The creamy texture of the nut gives this soup a silky consistency. You can also use kabocha (winter squash, also known as Japanese squash); it has a deep, rich flavor and is slightly sweeter than nutty. When making kabocha, do not add sugar. For extra flavor contrast, sprinkle with black pepper.

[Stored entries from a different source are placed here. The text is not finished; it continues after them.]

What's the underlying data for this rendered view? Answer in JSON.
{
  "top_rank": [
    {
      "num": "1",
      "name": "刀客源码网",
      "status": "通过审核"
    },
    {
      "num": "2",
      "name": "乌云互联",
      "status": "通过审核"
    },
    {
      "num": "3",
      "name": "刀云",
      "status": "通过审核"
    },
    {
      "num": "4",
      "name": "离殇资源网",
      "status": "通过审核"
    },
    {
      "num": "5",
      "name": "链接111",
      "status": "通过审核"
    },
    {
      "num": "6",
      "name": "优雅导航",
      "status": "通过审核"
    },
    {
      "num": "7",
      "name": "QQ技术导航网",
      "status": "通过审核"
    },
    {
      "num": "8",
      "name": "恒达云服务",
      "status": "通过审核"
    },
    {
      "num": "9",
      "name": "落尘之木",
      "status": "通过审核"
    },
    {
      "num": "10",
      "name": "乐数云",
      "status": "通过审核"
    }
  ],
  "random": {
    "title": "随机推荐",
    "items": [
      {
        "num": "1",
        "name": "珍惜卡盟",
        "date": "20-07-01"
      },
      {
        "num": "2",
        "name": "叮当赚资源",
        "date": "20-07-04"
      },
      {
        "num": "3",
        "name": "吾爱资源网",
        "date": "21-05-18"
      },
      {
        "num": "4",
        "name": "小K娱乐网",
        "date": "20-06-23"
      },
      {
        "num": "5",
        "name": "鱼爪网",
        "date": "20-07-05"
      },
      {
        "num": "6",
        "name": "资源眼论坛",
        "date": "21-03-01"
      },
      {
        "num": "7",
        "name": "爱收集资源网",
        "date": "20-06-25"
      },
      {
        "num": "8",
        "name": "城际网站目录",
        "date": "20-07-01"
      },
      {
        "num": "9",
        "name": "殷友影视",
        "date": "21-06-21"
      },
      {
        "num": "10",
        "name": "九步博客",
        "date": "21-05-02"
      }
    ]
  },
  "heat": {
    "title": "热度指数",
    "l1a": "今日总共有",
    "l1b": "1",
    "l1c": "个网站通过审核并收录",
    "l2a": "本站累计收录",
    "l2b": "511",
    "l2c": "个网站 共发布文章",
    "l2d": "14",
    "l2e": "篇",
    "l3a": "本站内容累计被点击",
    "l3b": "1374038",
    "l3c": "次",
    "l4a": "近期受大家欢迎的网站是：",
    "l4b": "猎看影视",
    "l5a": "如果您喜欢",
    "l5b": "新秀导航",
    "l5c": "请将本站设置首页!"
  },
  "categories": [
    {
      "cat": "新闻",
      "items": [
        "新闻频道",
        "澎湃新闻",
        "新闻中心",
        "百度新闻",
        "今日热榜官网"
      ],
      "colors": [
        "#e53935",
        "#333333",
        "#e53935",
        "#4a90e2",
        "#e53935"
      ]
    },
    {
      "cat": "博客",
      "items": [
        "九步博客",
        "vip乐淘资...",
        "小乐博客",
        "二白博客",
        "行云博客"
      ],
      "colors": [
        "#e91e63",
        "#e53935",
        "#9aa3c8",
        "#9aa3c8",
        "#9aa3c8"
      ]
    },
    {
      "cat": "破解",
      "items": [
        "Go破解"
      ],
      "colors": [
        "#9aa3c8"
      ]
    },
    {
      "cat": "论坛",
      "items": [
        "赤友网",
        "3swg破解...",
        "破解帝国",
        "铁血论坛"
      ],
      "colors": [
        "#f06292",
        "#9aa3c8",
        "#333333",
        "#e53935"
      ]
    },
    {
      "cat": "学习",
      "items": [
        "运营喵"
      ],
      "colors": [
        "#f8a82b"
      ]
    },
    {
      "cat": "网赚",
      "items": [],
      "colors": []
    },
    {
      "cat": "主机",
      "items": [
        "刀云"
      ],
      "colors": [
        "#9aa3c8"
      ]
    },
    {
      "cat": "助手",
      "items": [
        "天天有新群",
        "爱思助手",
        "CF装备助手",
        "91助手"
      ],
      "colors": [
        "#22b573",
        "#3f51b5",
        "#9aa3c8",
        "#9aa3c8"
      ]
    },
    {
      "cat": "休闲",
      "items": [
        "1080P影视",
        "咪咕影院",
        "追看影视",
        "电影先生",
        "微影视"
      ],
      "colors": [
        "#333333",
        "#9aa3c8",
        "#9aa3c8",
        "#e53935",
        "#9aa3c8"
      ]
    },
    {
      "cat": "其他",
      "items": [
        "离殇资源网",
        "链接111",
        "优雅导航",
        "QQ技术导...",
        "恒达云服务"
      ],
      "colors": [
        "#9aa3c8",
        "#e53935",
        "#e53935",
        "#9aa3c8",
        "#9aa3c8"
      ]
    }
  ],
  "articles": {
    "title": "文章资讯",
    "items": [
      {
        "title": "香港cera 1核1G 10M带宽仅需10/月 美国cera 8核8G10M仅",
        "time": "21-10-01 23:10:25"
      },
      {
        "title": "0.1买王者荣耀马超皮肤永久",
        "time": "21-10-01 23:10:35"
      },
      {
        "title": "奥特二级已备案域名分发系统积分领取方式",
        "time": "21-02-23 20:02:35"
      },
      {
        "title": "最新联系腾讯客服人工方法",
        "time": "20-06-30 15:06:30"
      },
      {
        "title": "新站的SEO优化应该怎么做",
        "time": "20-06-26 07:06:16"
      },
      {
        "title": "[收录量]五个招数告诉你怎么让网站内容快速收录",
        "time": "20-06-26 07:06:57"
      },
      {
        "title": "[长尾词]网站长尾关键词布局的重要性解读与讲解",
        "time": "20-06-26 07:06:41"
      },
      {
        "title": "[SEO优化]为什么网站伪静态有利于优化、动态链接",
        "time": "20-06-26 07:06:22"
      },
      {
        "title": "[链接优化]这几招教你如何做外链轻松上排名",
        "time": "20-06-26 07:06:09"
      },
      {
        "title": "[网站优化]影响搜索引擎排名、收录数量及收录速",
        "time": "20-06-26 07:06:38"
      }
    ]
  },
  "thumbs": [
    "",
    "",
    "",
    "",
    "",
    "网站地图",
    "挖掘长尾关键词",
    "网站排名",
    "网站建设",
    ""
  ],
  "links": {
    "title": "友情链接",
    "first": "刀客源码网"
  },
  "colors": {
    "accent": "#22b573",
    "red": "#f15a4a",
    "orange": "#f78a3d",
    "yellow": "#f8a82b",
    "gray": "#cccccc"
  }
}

Heat the butter in a small skillet over medium-high heat. Add the onion, ginger, garlic, and curry paste; cook for 8 minutes or until the onion is tender, stirring occasionally. Combine the onion mixture, zucchini, and the following 5 ingredients (with the addition of pepper) in a 6-liter electric slow cooker. Cover and cook over low heat for 6-8 hours or until the courgettes are tender.Put half of the pumpkin mixture in a blender. Remove the center part of the blender lid (to release steam); secure the blender lid to the blender. Cover the hole in the blender lid with a clean towel (to avoid splashing). Whisk until smooth. Pour into a large bowl. Repeat with the remaining pumpkin mixture. Add the juice and coconut milk. Sprinkle with cilantro.